At last from such an awakening she sprang from the bed; better, she thought, to wake all night than suffer such awful dreams.

But the awakening did not silence the cries. They were no dreams, those screams of terror, those head-rending shrieks for help, they were dreadful realities; and, rus.h.i.+ng to the window, she gazed out with a beating heart at the western sky, which flickered and flared with strange and ghostly gleams.

She ran back to the sleeping countess, and by the lurid light saw that she was smiling in her sleep.

'Wake! wake! Oh, Emma! dear countess! this is no night for sleep.

Methinks the dawn is like to bring the last dread day!
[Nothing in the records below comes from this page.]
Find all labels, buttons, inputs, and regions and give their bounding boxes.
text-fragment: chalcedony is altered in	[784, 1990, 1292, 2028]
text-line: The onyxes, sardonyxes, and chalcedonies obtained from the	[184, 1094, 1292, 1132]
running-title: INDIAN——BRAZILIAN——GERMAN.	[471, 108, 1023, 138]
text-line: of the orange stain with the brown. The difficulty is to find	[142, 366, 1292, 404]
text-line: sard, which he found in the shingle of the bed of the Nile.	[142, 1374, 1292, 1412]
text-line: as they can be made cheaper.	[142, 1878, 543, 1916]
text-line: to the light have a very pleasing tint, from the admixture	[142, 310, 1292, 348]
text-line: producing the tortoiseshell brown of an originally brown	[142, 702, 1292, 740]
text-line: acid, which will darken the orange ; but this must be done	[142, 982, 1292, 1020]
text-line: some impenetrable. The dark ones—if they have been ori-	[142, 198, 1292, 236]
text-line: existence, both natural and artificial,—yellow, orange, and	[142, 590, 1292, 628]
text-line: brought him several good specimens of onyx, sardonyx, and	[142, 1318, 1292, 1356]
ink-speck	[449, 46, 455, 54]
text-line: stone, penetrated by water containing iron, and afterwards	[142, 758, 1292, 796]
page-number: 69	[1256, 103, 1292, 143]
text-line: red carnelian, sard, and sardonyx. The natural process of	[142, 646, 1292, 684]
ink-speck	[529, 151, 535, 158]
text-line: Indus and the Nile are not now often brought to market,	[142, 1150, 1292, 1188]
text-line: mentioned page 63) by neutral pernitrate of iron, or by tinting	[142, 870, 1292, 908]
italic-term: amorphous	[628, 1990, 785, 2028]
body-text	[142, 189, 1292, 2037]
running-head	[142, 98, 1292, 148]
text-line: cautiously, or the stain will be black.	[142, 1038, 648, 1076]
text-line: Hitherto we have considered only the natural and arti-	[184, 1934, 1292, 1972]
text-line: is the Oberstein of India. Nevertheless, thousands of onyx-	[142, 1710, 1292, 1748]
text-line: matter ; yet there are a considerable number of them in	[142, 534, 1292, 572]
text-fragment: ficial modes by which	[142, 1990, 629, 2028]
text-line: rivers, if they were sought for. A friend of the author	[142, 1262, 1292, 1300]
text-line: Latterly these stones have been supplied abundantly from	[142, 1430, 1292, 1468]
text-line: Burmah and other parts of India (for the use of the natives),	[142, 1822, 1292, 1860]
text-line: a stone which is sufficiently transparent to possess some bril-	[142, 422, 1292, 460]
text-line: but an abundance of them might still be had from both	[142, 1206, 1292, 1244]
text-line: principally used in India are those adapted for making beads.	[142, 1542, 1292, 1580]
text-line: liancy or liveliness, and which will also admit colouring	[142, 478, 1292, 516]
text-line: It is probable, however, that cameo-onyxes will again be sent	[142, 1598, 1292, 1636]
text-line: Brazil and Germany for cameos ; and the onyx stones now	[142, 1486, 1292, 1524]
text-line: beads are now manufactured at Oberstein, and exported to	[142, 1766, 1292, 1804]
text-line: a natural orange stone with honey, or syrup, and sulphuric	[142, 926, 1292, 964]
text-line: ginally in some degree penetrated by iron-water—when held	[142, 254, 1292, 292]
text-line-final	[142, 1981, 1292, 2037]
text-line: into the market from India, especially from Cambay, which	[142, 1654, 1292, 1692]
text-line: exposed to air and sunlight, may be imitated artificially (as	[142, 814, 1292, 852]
Alas! she sleeps like a young infant that knows not danger or woe. Wake, Emma! Thy life may hang on it!'

Then the countess, opening her eyes dreamily, murmured, 'Thou hast brought good succour, Ralph!' The next moment she started up. 'Mary Mother! what is it, child?'

'There is murder in the air, Emma! See, the very sky is full of tokens.

Listen! listen! Oh, saints in heaven! how they scream!'

They did indeed! The countess sprang from the bed and rushed to the window also.

'They have fired the town!' she cried; 'they have fired the town!--the Saxon quarter! Sir Hoel said they would!'

'The Saxon quarter! Oh, my home, my home!' cried Eadgyth, and, pressing her hands to her ears in a vain effort to shut out the shrieks of the sufferers, she cowered, with closed eyes, upon the floor.

'Let us go to the great portal of the keep, whence we can see it,' said the countess.

'See it!' cried Eadgyth. 'Ah, Emma, no! I could not look! It would kill me.'

But Emma went forth boldly, intent to know if anything could be done to rescue the victims.